What is the molarity of a nitric acid solution if 43.33 mL of 0.10000 KOH solution is needed to neutralize 20.00 mL of the acid?
mols KOH = M x L = ?
mols HNO3 = mols KOH (look at the coefficients.)
M HNO3 = mols HNO3/L HNO3.
0.213
To find the molarity of the nitric acid solution, we can use the concept of stoichiometry.

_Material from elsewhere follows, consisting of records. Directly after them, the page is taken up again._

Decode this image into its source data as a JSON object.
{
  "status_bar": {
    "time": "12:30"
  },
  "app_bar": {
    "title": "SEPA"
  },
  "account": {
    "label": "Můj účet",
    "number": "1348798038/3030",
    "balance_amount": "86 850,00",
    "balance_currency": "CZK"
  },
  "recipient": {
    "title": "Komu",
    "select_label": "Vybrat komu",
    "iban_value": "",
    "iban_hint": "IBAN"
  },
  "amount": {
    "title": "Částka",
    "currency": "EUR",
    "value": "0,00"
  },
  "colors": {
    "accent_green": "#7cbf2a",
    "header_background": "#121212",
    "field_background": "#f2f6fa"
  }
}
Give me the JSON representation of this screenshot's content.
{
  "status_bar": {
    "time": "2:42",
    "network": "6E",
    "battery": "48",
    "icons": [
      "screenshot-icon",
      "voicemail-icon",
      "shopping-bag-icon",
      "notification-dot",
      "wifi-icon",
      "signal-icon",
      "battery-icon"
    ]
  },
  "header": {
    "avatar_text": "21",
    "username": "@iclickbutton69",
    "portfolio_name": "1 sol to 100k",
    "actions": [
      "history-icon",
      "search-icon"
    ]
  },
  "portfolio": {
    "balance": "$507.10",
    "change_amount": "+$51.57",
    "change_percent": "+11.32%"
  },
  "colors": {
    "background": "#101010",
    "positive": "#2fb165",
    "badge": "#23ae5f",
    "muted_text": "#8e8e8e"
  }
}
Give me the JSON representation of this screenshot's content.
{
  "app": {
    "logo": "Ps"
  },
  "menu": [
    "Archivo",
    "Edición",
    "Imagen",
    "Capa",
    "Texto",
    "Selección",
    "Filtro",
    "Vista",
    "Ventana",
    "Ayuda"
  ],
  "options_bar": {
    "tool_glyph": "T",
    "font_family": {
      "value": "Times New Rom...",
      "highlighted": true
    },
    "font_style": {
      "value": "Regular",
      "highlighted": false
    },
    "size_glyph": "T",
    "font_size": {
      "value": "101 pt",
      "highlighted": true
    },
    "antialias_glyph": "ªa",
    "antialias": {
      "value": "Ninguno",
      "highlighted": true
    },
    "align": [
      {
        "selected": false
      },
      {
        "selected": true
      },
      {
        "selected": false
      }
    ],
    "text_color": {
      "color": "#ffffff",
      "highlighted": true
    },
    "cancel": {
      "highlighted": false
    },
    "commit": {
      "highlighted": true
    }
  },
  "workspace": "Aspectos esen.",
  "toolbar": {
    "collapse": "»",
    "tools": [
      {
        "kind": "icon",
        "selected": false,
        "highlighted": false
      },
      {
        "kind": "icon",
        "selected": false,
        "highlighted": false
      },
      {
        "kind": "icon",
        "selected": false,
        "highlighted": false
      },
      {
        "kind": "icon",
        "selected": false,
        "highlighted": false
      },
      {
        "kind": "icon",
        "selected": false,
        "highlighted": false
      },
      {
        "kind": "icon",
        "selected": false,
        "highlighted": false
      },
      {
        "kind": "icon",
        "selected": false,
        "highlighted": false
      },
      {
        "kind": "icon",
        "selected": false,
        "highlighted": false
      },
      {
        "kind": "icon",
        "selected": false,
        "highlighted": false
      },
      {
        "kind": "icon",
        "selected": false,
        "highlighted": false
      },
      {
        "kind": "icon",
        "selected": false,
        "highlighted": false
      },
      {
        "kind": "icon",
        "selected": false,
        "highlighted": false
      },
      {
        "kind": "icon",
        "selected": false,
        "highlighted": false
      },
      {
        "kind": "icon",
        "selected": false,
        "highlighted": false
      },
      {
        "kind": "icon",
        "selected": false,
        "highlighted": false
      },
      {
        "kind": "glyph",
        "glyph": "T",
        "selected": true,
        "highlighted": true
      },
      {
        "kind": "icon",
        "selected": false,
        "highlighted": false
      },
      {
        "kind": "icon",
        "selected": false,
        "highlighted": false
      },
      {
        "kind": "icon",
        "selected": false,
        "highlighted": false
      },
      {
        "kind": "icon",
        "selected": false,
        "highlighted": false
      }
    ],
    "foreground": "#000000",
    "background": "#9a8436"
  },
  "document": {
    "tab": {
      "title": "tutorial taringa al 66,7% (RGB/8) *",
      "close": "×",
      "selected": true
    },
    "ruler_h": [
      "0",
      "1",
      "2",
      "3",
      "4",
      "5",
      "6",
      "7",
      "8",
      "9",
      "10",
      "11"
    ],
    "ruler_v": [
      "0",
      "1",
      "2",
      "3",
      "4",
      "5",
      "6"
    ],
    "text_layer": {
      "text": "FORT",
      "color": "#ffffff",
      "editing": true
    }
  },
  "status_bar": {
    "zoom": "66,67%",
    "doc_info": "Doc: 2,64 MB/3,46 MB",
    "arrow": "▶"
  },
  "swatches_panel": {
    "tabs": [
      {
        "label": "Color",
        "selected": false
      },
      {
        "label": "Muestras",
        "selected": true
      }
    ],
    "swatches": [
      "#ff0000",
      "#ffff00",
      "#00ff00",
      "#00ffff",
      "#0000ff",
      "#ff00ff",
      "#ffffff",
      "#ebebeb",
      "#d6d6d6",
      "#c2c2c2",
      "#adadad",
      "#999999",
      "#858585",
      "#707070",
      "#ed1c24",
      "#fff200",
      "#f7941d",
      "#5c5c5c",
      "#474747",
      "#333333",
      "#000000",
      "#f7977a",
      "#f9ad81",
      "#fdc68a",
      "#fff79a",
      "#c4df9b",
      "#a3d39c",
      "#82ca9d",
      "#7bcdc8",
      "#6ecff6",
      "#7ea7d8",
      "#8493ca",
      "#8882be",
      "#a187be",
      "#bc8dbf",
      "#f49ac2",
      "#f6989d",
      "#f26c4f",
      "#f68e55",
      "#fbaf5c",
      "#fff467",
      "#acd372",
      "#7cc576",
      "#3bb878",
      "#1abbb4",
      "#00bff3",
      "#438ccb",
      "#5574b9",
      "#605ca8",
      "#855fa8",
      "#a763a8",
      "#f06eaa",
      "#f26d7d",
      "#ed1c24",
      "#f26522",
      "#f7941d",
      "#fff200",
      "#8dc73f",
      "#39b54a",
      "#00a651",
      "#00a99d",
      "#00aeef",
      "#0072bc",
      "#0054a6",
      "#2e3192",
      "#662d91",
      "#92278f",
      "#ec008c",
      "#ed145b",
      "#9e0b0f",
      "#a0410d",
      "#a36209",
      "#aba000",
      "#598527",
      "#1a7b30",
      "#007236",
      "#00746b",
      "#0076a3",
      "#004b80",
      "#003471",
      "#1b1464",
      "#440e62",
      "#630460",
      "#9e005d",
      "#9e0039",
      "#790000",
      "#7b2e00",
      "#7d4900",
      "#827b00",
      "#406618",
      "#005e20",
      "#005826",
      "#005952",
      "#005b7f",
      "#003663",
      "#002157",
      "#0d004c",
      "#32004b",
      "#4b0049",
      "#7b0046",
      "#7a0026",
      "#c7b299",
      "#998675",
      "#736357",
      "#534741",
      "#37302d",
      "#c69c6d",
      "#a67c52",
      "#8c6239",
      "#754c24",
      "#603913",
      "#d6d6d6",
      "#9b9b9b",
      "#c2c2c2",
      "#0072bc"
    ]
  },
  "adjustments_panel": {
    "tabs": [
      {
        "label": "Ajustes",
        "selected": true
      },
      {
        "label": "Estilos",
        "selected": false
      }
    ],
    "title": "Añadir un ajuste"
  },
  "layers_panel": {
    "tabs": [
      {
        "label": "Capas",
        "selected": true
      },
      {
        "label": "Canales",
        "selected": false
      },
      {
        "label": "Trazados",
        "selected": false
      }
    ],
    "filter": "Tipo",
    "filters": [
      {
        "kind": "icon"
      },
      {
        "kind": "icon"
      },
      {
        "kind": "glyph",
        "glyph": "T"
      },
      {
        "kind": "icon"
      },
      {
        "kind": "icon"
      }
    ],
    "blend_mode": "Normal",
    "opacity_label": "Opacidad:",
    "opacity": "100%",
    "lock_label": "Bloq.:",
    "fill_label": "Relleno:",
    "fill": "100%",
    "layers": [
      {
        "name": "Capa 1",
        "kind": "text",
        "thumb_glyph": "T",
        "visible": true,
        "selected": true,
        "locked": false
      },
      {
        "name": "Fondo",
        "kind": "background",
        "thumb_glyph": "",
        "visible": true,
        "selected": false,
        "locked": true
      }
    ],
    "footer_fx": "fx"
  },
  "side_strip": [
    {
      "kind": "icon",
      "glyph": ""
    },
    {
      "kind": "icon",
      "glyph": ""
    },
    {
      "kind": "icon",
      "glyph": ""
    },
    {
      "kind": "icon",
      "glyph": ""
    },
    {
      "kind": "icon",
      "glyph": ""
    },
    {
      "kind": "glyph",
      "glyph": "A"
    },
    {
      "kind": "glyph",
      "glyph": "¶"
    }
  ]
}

First, let's determine the number of moles of KOH solution used to neutralize the acid.
Given:
Volume of KOH solution = 43.33 mL
Molarity of KOH solution = 0.10000 M
Using the formula:
moles = molarity x volume (in liters)
moles of KOH = 0.10000 M x (43.33 mL / 1000 mL/L)
= 0.10000 M x 0.04333 L
= 0.004333 moles
According to the balanced chemical equation between KOH and HNO3:
KOH + HNO3 ⟶ KNO3 + H2O
The stoichiometric ratio is 1:1, meaning 1 mole of KOH reacts with 1 mole of HNO3.
Since the number of moles of KOH is equal to the number of moles of HNO3, the molarity of the nitric acid solution can be calculated.
Volume of nitric acid solution = 20.00 mL
Using the formula:
molarity = moles / volume (in liters)
molarity of nitric acid solution = (0.004333 moles) / (20.00 mL / 1000 mL/L)
= (0.004333 moles) / (0.02000 L)
= 0.2167 M
Therefore, the molarity of the nitric acid solution is approximately 0.2167 M.